Die Kunden von Polenz kommen vor allem aus der Automobilbranche. „In praktisch jedem Daimler stecken Teile, für die wir die Formen gebaut haben“, sagte Voigt. Porsche und VW fertigen zwar in Sachsen, aber von dort kommen keine Aufträge.

Voigt und seine Mannschaft fertigen vor allem für große Zulieferer im Westen von Deutschland. Bis vor zwei Jahren hatte die Firma auch noch Formen für die Medizintechnik gefertigt: Der Kunde habe aber sein Werk in Deutschland geschlossen.

Die Umstellung auf die Produktion von E-Autos sieht Voigt nicht kritisch. Auch in diese würden jede Menge Plastikteile verbaut. Die Umstellung der Produktion habe aber ein Auf und Ab bei der Auftragslage gebracht.

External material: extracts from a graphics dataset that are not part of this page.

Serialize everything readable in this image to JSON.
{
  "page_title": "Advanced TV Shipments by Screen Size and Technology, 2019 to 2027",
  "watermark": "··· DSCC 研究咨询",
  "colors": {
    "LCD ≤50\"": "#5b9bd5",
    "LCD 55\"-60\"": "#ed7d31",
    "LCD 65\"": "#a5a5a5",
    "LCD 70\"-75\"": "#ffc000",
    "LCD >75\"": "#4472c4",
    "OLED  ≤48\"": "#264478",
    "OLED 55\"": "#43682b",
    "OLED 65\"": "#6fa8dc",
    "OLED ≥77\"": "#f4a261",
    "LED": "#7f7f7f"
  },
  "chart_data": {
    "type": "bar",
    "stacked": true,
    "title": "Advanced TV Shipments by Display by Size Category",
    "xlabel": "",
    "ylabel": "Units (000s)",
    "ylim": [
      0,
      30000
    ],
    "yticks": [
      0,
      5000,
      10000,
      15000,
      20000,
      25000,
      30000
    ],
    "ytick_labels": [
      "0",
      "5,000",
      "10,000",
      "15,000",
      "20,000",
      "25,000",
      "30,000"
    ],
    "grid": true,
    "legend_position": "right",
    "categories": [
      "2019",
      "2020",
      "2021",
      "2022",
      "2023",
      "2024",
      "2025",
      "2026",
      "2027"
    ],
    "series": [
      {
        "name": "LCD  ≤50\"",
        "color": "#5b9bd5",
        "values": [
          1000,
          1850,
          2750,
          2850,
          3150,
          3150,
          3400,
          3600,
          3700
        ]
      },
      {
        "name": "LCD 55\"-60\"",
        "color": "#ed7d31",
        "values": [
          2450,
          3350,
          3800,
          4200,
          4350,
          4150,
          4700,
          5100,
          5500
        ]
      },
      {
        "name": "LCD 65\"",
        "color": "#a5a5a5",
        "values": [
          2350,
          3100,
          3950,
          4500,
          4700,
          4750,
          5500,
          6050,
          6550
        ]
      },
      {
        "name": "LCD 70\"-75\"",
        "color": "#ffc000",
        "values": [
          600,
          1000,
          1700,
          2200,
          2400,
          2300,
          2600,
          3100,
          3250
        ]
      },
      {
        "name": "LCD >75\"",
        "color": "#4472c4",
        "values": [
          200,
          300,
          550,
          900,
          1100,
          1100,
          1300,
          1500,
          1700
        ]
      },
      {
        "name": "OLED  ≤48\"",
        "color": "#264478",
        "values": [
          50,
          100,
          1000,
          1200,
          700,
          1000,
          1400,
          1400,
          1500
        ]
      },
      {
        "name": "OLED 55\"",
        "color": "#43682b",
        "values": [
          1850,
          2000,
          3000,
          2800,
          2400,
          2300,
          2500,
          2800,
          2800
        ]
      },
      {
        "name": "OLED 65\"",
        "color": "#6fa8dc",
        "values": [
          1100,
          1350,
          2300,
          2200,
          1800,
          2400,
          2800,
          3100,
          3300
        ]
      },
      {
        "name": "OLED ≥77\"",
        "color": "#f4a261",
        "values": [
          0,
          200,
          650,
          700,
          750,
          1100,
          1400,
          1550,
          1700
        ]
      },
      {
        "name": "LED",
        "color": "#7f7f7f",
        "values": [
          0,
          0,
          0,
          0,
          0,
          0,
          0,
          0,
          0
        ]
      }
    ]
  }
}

Auftragsbücher gut gefüllt

Jetzt hat die Firma die Auftragsbücher wieder gut gefüllt und steht vor einem anderen Problem: Personalmangel.

In der Corona-Zeit, in der kurzgearbeitet wurde, sei eine Reihe von Mitarbeitern gegangen und habe sich neu orientiert – auch in sozialen Berufen, so Voigt. Bei der Firma Polenz arbeiten derzeit 32 Mitarbeiter und zwei Lehrlinge.

2002 und 2013 hatte der Betrieb an der Sörmitzer Straße unter Wasser gestanden. Der Schaden ging in den zweistelligen Millionenbereich.

„Da wurden die Kunden nervös. Serienwerkzeuge für die Autoindustrie müssen schnell repariert werden können, sonst stehen die Bänder still“, erzählt Voigt. 2014 war deshalb die Entscheidung gefallen, ins Gewerbegebiet Mockritz umzuziehen und dort komplett neu zu bauen.

Voigt selbst hat einen großen Teil der Firmengeschichte selbst erlebt. Er fing vor 53 Jahren als Lehrling an. Der Privatbetrieb, der damals an der Sörmitzer Straße saß, war 1972 verstaatlicht und 1992 als Albert Polenz KG wieder reprivatisiert worden. 1996 wurde Voigt Komplementär.

Inzwischen denkt der 69-Jährige ans Aufhören. Die Nachfolge ist bei der Firma Albert Polenz geregelt. Voigts Töchter Winnie und Katrin sind schon 2007 eingestiegen und sollen die Geschäftsführung übernehmen. Ein Mitarbeiter ist für die Technische Leitung vorgesehen.